The Indigenous People of Biafra, IPOB, has raised the alarm over fresh plot by agents of the federal government to allegedly re-arrest four of its members who were recently granted bail after three years of being in prison.
The group said it has uncovered plot by the military to invade the South-east and some part of South-south again, adding that part of the plan would be to re-arrest its members who were recently granted bail by the Justice Binta Nyako-led court in Abuja.
A press release by the media and publicity secretary of the group, Mr Emma Powerful, which was made available to DAILY POST in Awka, alleged that the move was geared towards intimidating the people out of pressing for the release of their leader, Nnamdi Kanu, who they claimed was whisked away by security operatives on 14 September 2017, after invading his house.
Part of the release read, “Plans are at advanced stages for another possible military invasion of the South East and parts of South South. We envisage another extra-judicial murderous attack on the homes of Nnamdi Kanu’s co-defendant that were only recently granted bail after spending three years in prison custody for a crime that does not yet exist.”
IPOB however chided the federal government over the purported plot, stressing that, “it is needless to emphasize that Justice Binta Nyako had, pursuant to application made in open court by IPOB lawyers, placed a ban on any form of threat or invasion of Nnamdi Kanu’s co-defendants homes. The judge ordered that no security personnel should disturb their peace.”

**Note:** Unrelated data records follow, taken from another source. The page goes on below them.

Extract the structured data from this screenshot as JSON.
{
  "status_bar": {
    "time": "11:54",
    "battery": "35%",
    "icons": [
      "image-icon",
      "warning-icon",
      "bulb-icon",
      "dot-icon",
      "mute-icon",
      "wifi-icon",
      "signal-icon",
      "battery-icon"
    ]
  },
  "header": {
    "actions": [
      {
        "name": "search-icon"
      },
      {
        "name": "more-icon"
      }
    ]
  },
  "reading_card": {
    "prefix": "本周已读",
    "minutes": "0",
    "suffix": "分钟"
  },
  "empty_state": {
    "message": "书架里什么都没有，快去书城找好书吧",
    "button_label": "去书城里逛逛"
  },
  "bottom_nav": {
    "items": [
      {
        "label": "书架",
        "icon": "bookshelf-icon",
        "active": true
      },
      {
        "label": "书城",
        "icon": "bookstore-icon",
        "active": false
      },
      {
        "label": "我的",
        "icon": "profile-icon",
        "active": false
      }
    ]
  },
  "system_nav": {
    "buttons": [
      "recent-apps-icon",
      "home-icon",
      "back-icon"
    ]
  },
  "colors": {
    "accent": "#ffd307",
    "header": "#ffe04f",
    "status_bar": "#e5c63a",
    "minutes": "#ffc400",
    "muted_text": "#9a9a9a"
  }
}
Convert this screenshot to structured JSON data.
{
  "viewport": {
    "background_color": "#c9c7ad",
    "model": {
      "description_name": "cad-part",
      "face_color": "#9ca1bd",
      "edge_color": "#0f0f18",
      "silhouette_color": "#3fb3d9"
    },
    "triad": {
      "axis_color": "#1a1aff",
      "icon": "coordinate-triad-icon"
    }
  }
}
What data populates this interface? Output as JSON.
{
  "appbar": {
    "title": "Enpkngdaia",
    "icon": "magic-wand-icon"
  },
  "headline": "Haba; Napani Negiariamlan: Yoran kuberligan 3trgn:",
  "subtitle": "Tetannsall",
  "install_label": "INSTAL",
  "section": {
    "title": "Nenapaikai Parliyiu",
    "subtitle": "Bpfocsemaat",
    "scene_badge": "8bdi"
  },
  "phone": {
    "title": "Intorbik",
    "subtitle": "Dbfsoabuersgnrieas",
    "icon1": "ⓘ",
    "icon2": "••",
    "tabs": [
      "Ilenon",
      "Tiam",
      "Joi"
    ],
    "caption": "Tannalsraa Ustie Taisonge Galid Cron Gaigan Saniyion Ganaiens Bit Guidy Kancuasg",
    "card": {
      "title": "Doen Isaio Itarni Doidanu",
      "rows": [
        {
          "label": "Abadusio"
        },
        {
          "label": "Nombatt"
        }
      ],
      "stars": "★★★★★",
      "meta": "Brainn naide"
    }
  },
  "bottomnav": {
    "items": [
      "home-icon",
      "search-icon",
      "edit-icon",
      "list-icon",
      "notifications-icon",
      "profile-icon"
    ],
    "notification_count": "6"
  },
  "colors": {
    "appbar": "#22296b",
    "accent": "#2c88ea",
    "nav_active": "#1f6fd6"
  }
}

Powerful further stated that, “We continue to demand that the military produce Nnamdi Kanu wherever he is being kept. The federal government of Nigeria is yet to formally respond to numerous queries from British government demanding an explanation on the whereabouts of their citizen.
“The Nigerian army’s involvement in the invasion and massacre of defenceless and unarmed members of IPOB present in Afaraukwu on that fateful day of 14 September 2017 is the irreducible and constant critical point of reference in any discussions regarding the whereabouts of Mazi Nnamdi Kanu.
“It is a matter of common knowledge, backed by quantum and incontrovertible photographic and video evidence, that the murderous military invasion of Mazi Nnamdi Kanu’s home and his abduction therein by the invading soldiers was an occurrence which the international community and responsible human rights bodies, such as Amnesty International had severally indicted the Nigerian military.”